There will be plenty of opportunities for Kansas State to find out what type of a team it is before Big 12 play starts.
There’s the obvious — games at George Washington, against Gonzaga in Seattle and against Florida at the Sprint Center in Kansas City, Mo.
Then there are the not-so-obvious tests, games where a slip-up could raise all kinds of red flags early in the season.
Like Monday night, against Lamar (0-0) in the first game of the NIT Season Tip-Off.
“A lot of us, we’ve played in Big 12 games so we know how tough that can be,” K-State senior guard Martavious Irving said. “You need to play games like this.”
Alabama-Huntsville will play North Texas in Bramlage Coliseum following K-State’s game, with the winners facing each other on Tuesday. The winners of the four regionals advance to New York to play in semifinal games on Nov. 21.
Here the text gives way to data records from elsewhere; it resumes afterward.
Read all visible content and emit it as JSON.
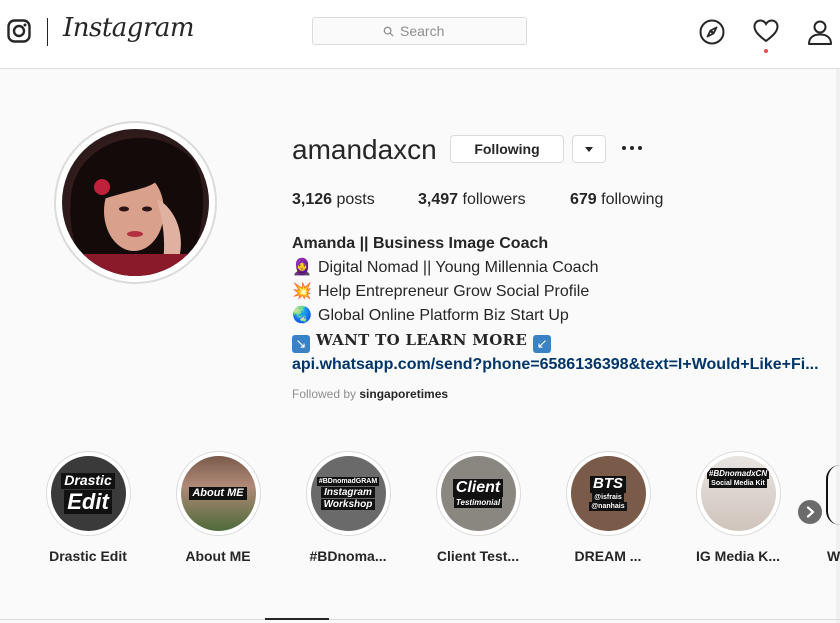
{
  "header": {
    "brand": "Instagram",
    "search_placeholder": "Search",
    "icons": [
      "instagram-glyph-icon",
      "search-icon",
      "compass-icon",
      "heart-icon",
      "person-icon"
    ],
    "notification_color": "#ed4956"
  },
  "profile": {
    "username": "amandaxcn",
    "following_label": "Following",
    "stats": {
      "posts_count": "3,126",
      "posts_label": "posts",
      "followers_count": "3,497",
      "followers_label": "followers",
      "following_count": "679",
      "following_label": "following"
    },
    "bio": {
      "name": "Amanda || Business Image Coach",
      "line1_emoji": "🧕",
      "line1": "Digital Nomad || Young Millennia Coach",
      "line2_emoji": "💥",
      "line2": "Help Entrepreneur Grow Social Profile",
      "line3_emoji": "🌏",
      "line3": "Global Online Platform Biz Start Up",
      "line4_emoji_left": "↘",
      "line4": "WANT TO LEARN MORE",
      "line4_emoji_right": "↙",
      "link": "api.whatsapp.com/send?phone=6586136398&text=I+Would+Like+Fi..."
    },
    "followed_by_prefix": "Followed by",
    "followed_by_user": "singaporetimes"
  },
  "highlights": [
    {
      "label": "Drastic Edit",
      "art_line1": "Drastic",
      "art_line2": "Edit"
    },
    {
      "label": "About ME",
      "art_line1": "About ME"
    },
    {
      "label": "#BDnoma...",
      "art_line1": "#BDnomadGRAM",
      "art_line2": "Instagram",
      "art_line3": "Workshop"
    },
    {
      "label": "Client Test...",
      "art_line1": "Client",
      "art_line2": "Testimonial"
    },
    {
      "label": "DREAM ...",
      "art_line1": "BTS",
      "art_line2": "@isfrais",
      "art_line3": "@nanhais"
    },
    {
      "label": "IG Media K...",
      "art_line1": "#BDnomadxCN",
      "art_line2": "Social Media Kit"
    }
  ],
  "partial_highlight_label": "W"
}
“It’s a good test and it’s big for us,” K-State coach Bruce Weber said. “You get two wins and you get to go to New York and play some pretty high-level teams in Madison Square Garden.”
Lamar has two exhibition victories and reached the NCAA Tournament last season in coach Pat Knight’s first year, but lost four starters off that team.
“I’ve known Pat since probably (he was in) junior high, I go back that far,” Weber said. “I watched him as a player, then I saw him get into the coaching profession. (Lamar) was pretty good last year but they lost a lot of important guys.”
The Wildcats have a distinct size advantage against Lamar — K-State could start 6-foot-10 sophomore forward Adrian Diaz and 6-11 senior forward Jordan Henriquez against the Cardinals, creating matchup problems for a team whose tallest starter is 6-8 senior forward Stan Brown.
K-State started 6-5 sophomore forward Nino Williams in Friday’s regular-season opener, an 85-52 win against North Dakota.
Lamar’s other two starting forwards — Rhon Mitchell and Amos Wilson — are both 6-5.
“We’ve got a size advantage early here against some of the teams we’ll face,” Weber said. “We need to rotate those big guys in and out and that should be a handful for a lot of teams.
“If we can be consistent and play as hard as we have been we have a chance to be good but we’ve got a long ways to go.”